Il est vrai que la fête de Pourim commémore notre libération miraculeuse d’un de nos pires ennemis, Haman . Il n’empêche, cependant, que nous avons été presque totalement exterminés par celui-ci et que nous sommes restés en exil malgré le miracle dont nous avons bénéficié.

On peut se demander, par conséquent, si Pourim ne comporte pas une connotation de tristesse. Lorsque nous nous réjouissons de ce qui est alors arrivé en Perse, est-ce que nous ne sous-entendons pas que notre exil actuel a du bon, et que Hachem nous sauvera comme il a sauvé nos ancêtres ? Est-ce que la Meguila  ne met pas l’accent, par conséquent, sur l’horreur que devrait nous inspirer notre exil et sur la nécessité pour nous de décider nous-mêmes de notre destin ? Faut-il vraiment, en résumé, que nous célébrions Pourim  ?

En vérité, cette connotation de tristesse est suggérée par un certain nombre de nos lois et de nos coutumes. L’existence d’un jour de jeûne avant la fête nous incite à prendre au sérieux la menace d’annihilation qui a pesé alors sur nous, et par extension toutes les menaces de destruction que nous avons connues à travers l’histoire.

Nous apprenons dans la Guemara ( Meguila  14a) qu’il existe deux raisons pour lesquelles nous ne récitons pas Hallel le jour de Pourim  : D’abord parce que le miracle a eu lieu hors d’ Erets Yisrael , et aussi parce qu’il n’a pas marqué la fin de notre exil puisque nous sommes restés les « serviteurs d’Assuérus ». L’usage qui consiste à réciter certains versets de la Meguila  sur le même air que celui que nous entonnons le 9 av renvoie lui aussi à cette connotation de tristesse propre à Pourim .

D’autre part, la pérennité de l’existence du peuple juif en exil constitue un miracle en soi, et nous atteindrions le comble de l’ingratitude si nous ne nous en réjouissions pas.
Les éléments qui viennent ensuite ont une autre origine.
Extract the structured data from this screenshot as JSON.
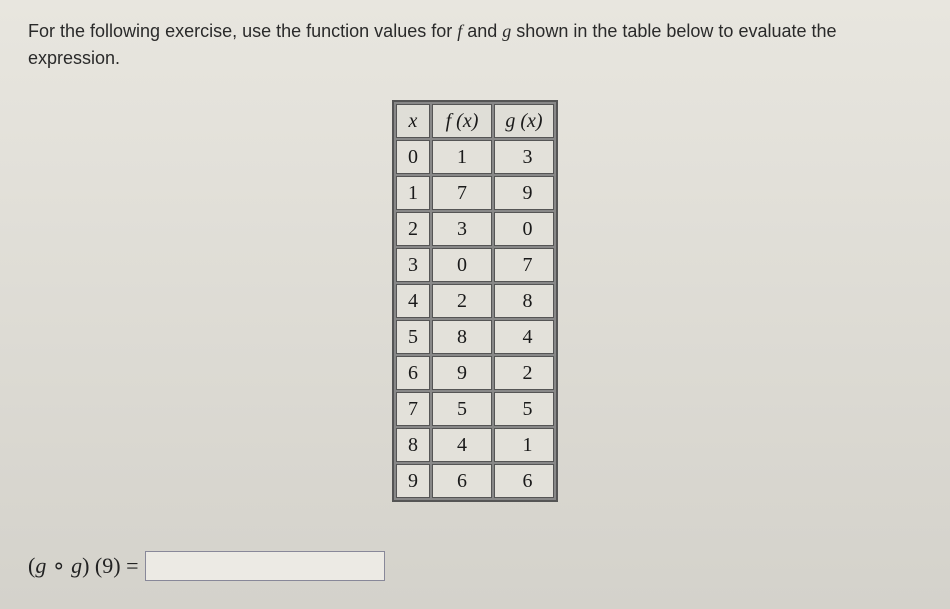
{
  "instruction_pre": "For the following exercise, use the function values for ",
  "instruction_f": "f",
  "instruction_mid": " and ",
  "instruction_g": "g",
  "instruction_post": " shown in the table below to evaluate the expression.",
  "table": {
    "headers": {
      "x": "x",
      "fx": "f (x)",
      "gx": "g (x)"
    },
    "rows": [
      {
        "x": "0",
        "fx": "1",
        "gx": "3"
      },
      {
        "x": "1",
        "fx": "7",
        "gx": "9"
      },
      {
        "x": "2",
        "fx": "3",
        "gx": "0"
      },
      {
        "x": "3",
        "fx": "0",
        "gx": "7"
      },
      {
        "x": "4",
        "fx": "2",
        "gx": "8"
      },
      {
        "x": "5",
        "fx": "8",
        "gx": "4"
      },
      {
        "x": "6",
        "fx": "9",
        "gx": "2"
      },
      {
        "x": "7",
        "fx": "5",
        "gx": "5"
      },
      {
        "x": "8",
        "fx": "4",
        "gx": "1"
      },
      {
        "x": "9",
        "fx": "6",
        "gx": "6"
      }
    ]
  },
  "expression": {
    "open": "(",
    "g1": "g",
    "circ": " ∘ ",
    "g2": "g",
    "close_arg": ") (9)",
    "equals": " ="
  },
  "answer_value": ""
}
Il est encore un autre aspect de Pourim qu’il convient de mettre en valeur : Cet épisode a marqué dans notre histoire la fin de la tradition prophétique, et son remplacement par la direction spirituelle exercée par les ?hakhamim , ces Sages en Tora dont Mardochée, en tant que l’un des fondateurs de la « Grande Assemblée », a été l’un des premiers représentants.

Notons encore que l’épisode de Pourim a marqué le début d’un développement historique qui a conduit à la construction du deuxième Temple et au retour des exilés en Erets Yisrael .

S’il est vrai, en conclusion, que Pourim n’est pas sans nous inspirer quelque mélancolie, il comporte de nombreuses raisons de nous réjouir et d’exprimer à Hachem notre gratitude pour Ses bontés.